Full walkthrough: Grant package identity by packaging with external location

Unpackaged apps

Unpackaged apps don't use MSIX and don't have package identity, which means they cannot access the features listed above.

  • They remain fully unrestricted in terms of API surface, file system access, registry access, elevation, and process model.
  • Installation and updates rely on .exe, .msi, custom installers, ClickOnce, or xcopy deployment.

Before you commit to unpackaged, check the features table above against your roadmap. If notifications, background tasks, or AI APIs are on the horizon, consider starting packaged.

Choose by scenario

Scenario Recommended model Details
Indie developer publishing to the Microsoft Store Packaged (MSIX) The Store requires MSIX. WinUI 3 apps are packaged by default — no changes needed. → Distribute your packaged app
Enterprise app deployed via Intune or Configuration Manager Packaged, or external location for existing installers New apps should use MSIX. Existing apps with their own installer can use packaging with external location. → Deploy packaged apps
ISV shipping a direct download with own installer Packaging with external location Register a lightweight identity package alongside your existing installer. Users see no change; you get Windows features. → Grant package identity
Internal tool or developer utility Unpackaged Simplest to build and deploy. The Windows App SDK works via NuGet, but some features won't be available.

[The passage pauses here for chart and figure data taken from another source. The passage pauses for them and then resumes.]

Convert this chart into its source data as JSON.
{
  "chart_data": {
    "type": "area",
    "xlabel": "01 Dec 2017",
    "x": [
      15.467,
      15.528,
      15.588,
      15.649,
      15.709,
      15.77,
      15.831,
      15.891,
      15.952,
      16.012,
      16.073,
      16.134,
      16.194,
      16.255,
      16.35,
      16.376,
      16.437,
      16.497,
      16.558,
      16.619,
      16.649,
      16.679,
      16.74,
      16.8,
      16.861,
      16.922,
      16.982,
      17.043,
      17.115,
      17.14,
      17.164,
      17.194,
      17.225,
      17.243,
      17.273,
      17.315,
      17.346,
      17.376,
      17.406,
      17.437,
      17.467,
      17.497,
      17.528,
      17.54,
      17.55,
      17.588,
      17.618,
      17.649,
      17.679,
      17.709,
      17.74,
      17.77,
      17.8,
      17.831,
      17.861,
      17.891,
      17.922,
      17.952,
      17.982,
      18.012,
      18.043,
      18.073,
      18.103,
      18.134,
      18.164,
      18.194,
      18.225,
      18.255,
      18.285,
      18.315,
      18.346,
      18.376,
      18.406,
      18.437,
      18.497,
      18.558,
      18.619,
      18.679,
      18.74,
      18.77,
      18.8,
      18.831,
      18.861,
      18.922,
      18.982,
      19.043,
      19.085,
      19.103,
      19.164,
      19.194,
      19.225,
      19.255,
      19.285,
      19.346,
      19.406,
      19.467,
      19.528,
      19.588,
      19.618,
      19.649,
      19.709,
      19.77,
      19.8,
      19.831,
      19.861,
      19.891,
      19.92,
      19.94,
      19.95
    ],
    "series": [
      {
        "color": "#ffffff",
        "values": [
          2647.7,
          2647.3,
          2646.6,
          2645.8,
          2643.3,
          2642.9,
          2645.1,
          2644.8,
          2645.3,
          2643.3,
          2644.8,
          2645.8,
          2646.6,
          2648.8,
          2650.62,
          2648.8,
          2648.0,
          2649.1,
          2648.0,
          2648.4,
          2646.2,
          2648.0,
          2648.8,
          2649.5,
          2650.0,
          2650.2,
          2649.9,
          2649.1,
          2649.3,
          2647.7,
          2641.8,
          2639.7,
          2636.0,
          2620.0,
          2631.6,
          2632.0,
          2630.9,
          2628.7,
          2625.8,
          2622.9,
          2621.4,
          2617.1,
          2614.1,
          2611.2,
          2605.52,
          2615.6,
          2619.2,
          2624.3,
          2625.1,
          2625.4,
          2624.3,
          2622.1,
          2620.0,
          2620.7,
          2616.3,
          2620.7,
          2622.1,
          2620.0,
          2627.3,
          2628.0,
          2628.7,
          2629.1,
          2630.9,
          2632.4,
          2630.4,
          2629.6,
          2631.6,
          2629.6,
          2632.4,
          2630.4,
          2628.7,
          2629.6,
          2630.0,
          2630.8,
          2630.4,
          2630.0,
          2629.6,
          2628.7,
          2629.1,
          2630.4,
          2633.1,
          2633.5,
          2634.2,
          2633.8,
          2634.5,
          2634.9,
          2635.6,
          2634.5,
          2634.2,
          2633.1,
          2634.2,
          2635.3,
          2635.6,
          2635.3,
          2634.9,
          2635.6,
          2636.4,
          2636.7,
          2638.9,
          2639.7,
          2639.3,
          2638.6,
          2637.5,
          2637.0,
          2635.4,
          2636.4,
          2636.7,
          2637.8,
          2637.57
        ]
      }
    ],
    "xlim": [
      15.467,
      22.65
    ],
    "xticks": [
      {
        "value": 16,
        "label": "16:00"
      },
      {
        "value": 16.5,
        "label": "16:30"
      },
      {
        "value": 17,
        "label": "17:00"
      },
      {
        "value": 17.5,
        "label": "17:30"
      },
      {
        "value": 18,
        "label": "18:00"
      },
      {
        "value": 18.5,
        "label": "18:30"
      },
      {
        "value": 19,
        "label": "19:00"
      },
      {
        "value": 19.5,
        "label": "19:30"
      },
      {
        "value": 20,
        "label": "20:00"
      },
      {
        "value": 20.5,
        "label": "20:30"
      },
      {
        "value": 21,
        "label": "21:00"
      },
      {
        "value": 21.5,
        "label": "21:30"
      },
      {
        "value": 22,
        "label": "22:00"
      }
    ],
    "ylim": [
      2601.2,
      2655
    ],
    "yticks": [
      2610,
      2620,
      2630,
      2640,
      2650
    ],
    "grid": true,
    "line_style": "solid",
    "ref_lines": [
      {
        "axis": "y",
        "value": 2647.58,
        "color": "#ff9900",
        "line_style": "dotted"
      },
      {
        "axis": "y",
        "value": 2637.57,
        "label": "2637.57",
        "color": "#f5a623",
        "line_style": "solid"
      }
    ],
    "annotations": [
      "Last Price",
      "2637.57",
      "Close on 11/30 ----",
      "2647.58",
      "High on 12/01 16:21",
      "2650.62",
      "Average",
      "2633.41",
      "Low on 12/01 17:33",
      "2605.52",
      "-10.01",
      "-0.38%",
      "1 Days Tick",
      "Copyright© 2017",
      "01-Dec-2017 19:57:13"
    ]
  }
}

Framework-dependent vs self-contained deployment

Separately from packaging model, apps using the Windows App SDK choose how to carry their runtime dependencies:

  • Framework-dependent: The Windows App SDK runtime must be installed on the user's machine. Smaller app footprint; relies on the runtime being present or auto-installed.
  • Self-contained: All Windows App SDK binaries ship with your app. Larger footprint; no external runtime requirement. Good for locked-down enterprise environments.

Deploy self-contained apps

Get started with MSIX

If you build a Win32 desktop app (sometimes called a classic desktop app) or a .NET app — including Windows Presentation Foundation (WPF) and Windows Forms (WinForms) — then you can package and deploy your app using MSIX.